Because the dr an rd are being subtracted from rr and dd in the calculation of the correlation function, it is possible for the correlation function to go negative if the objects are more correlated with the random data than with themselves. This seems very strange to me, but it is possible that because we don't trust the photo-z's from the data set I am using that maybe this is causing the problem?

I think the next step is to run the reconstruction purely on the mock data to see if that works, and this should isolate if this is a bad data issue or a bad code issue.
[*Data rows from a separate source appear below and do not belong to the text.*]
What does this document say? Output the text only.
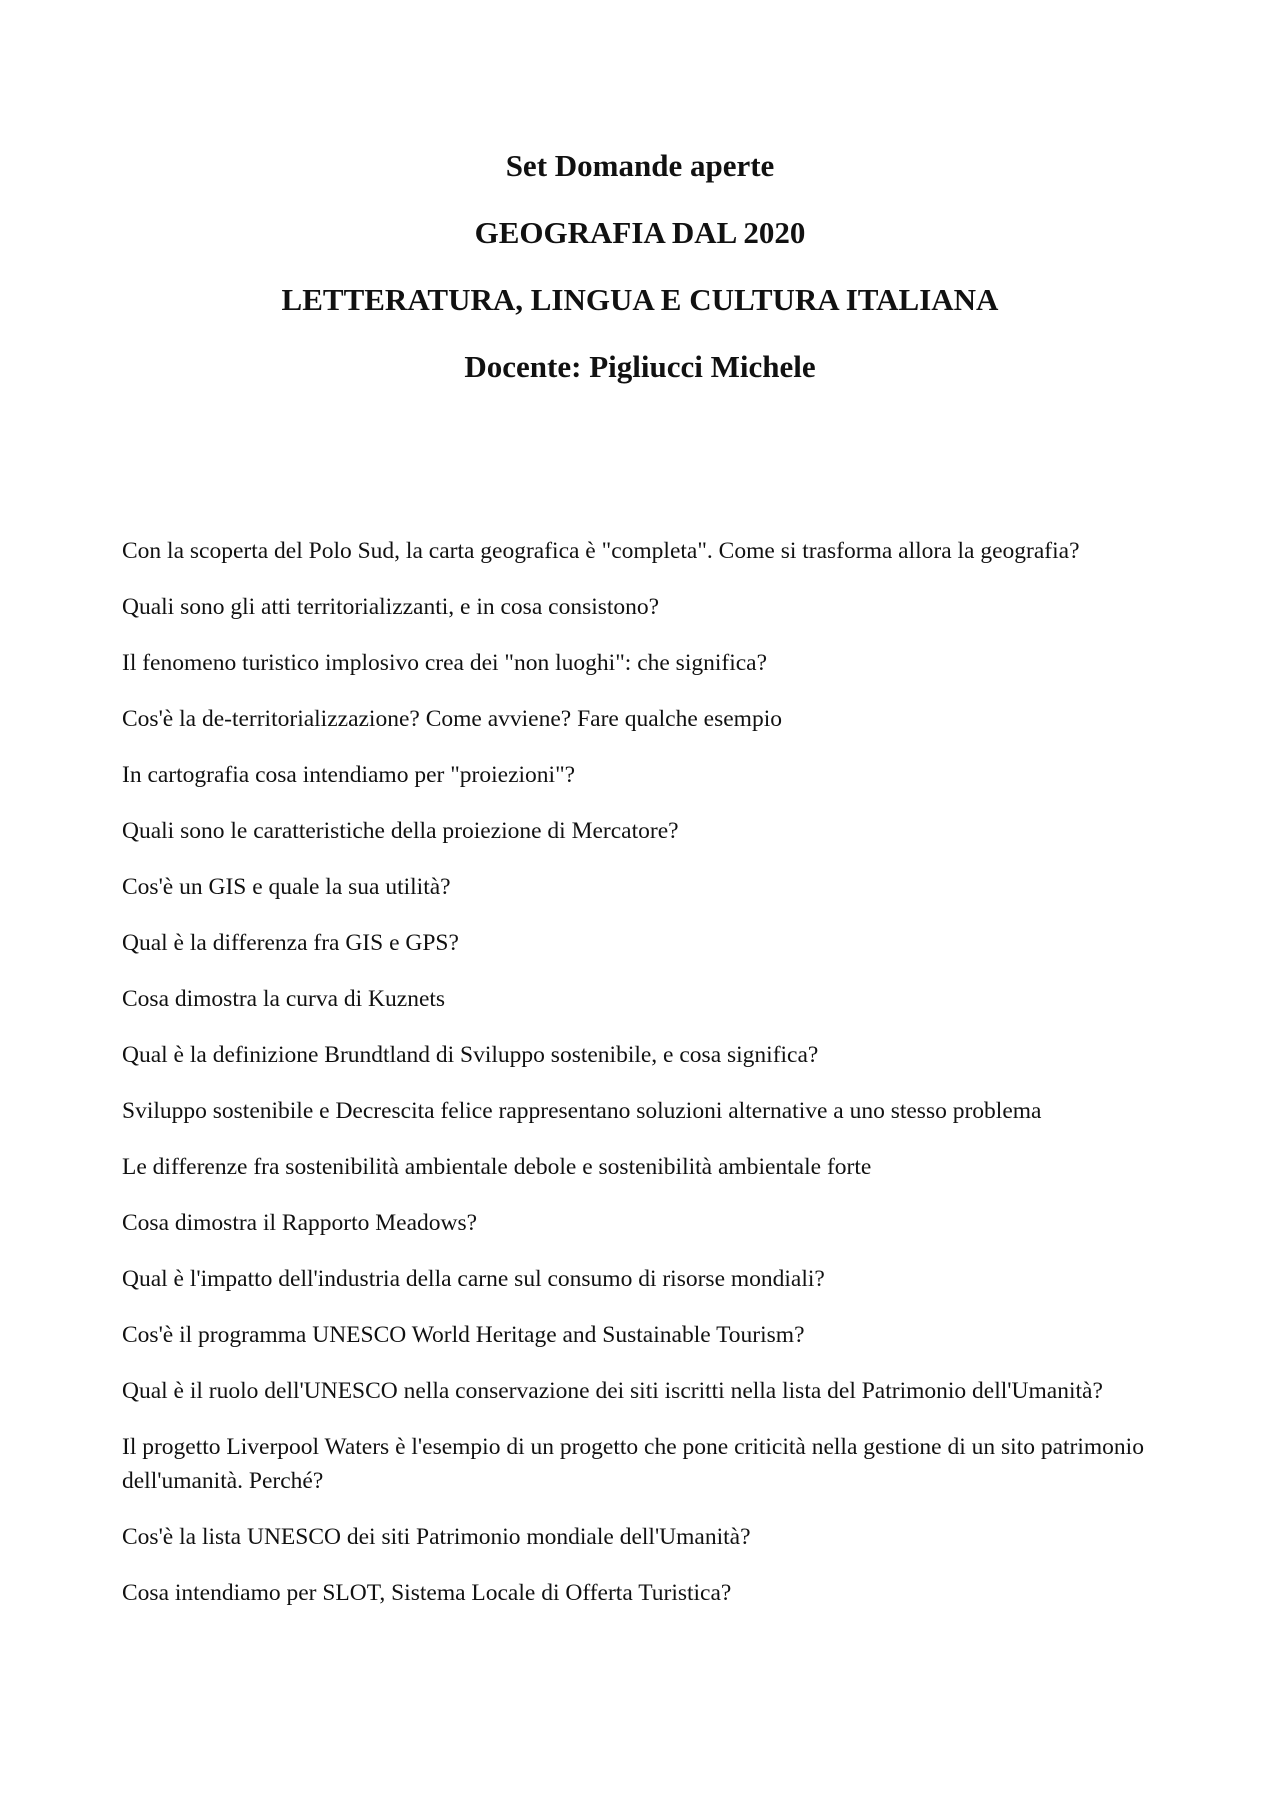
Set Domande aperte
GEOGRAFIA DAL 2020
LETTERATURA, LINGUA E CULTURA ITALIANA
Docente: Pigliucci Michele
Con la scoperta del Polo Sud, la carta geografica è "completa". Come si trasforma allora la geografia?
Quali sono gli atti territorializzanti, e in cosa consistono?
Il fenomeno turistico implosivo crea dei "non luoghi": che significa?
Cos'è la de-territorializzazione? Come avviene? Fare qualche esempio
In cartografia cosa intendiamo per "proiezioni"?
Quali sono le caratteristiche della proiezione di Mercatore?
Cos'è un GIS e quale la sua utilità?
Qual è la differenza fra GIS e GPS?
Cosa dimostra la curva di Kuznets
Qual è la definizione Brundtland di Sviluppo sostenibile, e cosa significa?
Sviluppo sostenibile e Decrescita felice rappresentano soluzioni alternative a uno stesso problema
Le differenze fra sostenibilità ambientale debole e sostenibilità ambientale forte
Cosa dimostra il Rapporto Meadows?
Qual è l'impatto dell'industria della carne sul consumo di risorse mondiali?
Cos'è il programma UNESCO World Heritage and Sustainable Tourism?
Qual è il ruolo dell'UNESCO nella conservazione dei siti iscritti nella lista del Patrimonio dell'Umanità?
Il progetto Liverpool Waters è l'esempio di un progetto che pone criticità nella gestione di un sito patrimonio dell'umanità. Perché?
Cos'è la lista UNESCO dei siti Patrimonio mondiale dell'Umanità?
Cosa intendiamo per SLOT, Sistema Locale di Offerta Turistica?
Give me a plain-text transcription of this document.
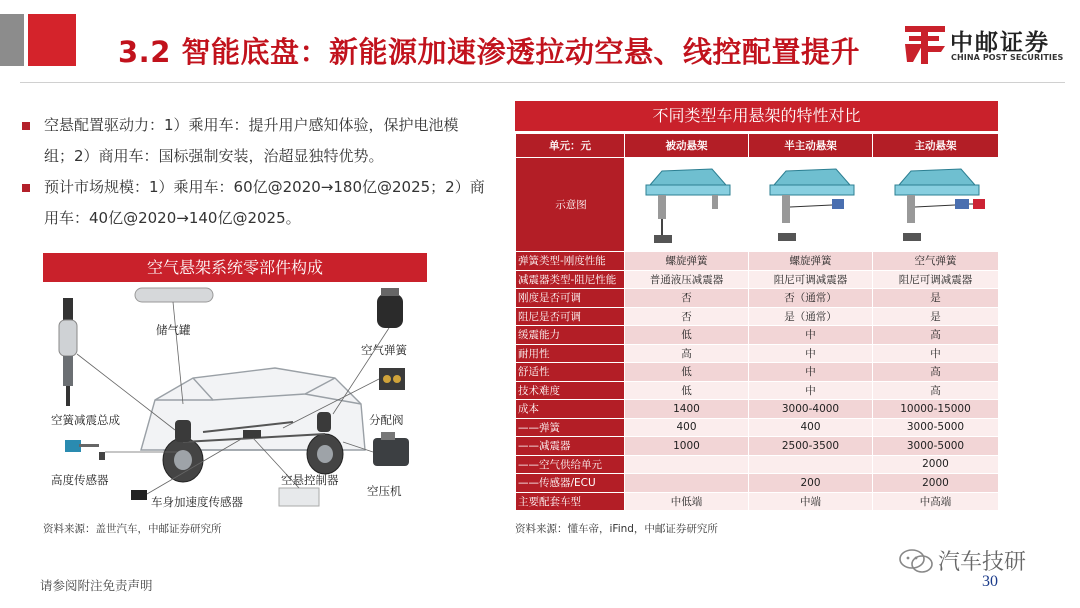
3.2 智能底盘：新能源加速渗透拉动空悬、线控配置提升	中邮证券
CHINA POST SECURITIES
空悬配置驱动力：1）乘用车：提升用户感知体验，保护电池模组；2）商用车：国标强制安装，治超显独特优势。
预计市场规模：1）乘用车：60亿@2020→180亿@2025；2）商用车：40亿@2020→140亿@2025。
空气悬架系统零部件构成
储气罐
空气弹簧
空簧减震总成	分配阀
高度传感器	空悬控制器
空压机
车身加速度传感器
资料来源：盖世汽车，中邮证券研究所
不同类型车用悬架的特性对比
单元：元	被动悬架	半主动悬架	主动悬架
示意图			
弹簧类型-刚度性能	螺旋弹簧	螺旋弹簧	空气弹簧
减震器类型-阻尼性能	普通液压减震器	阻尼可调减震器	阻尼可调减震器
刚度是否可调	否	否（通常）	是
阻尼是否可调	否	是（通常）	是
缓震能力	低	中	高
耐用性	高	中	中
舒适性	低	中	高
技术难度	低	中	高
成本	1400	3000-4000	10000-15000
——弹簧	400	400	3000-5000
——减震器	1000	2500-3500	3000-5000
——空气供给单元			2000
——传感器/ECU		200	2000
主要配套车型	中低端	中端	中高端
资料来源：懂车帝，iFind，中邮证券研究所
请参阅附注免责声明
汽车技研
30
Wednesday, November 4, 2009

Populating the Sphere

I am trying to populate the randoms in the same way that the data is populated over the sphere. This means that in right ascension I populate the randoms with a uniform distribution over the range of the data values. However, for declination I populate using a cosine function (because we want to density per volume element to be constant). I am doing the following:
oo = 1;
while(oo){
thisdec = drand48()*mask; // Choose a declination inside the mask
theta = drand48(); //Choose a random value for sin(thisdec)
/*If theta is "below the sin(thisdec) curve",
keep thisdec, otherwise repeat above process. */
if(theta < sin(thisdec){
Rb[nn].pos[i] = thisdec;
oo = 0;
}

}

This uses a rejection sampling method to populate the declinations. It seem to work, here are plots of the random distributions compared with the data, you can see that the distributions match:







Matching distributions of data (red) and randoms (blue)

Just to make sure that the data still falls in the same regions as the randoms here are more plots:







The data (red) falls in the same physical region as the randoms (blue)

Now my correlation function matches Alexia's again (as opposed to my October 30th post):


Matching 3D correlation functions!

Tuesday, November 3, 2009

Stripe 82 Histograms

Here are histograms of the random numbers versus data for Stripe 82. As you can see it seems like the randoms are matching the data pretty well:




Cartesian





Spherical Coordinates

Therefore I don't think this is what is causing the problem in my calculation on the data. I coded up the correlation function to print out the components as per Nic's suggestion (see yesterday's post). Hopefully this will help me isolate the problem.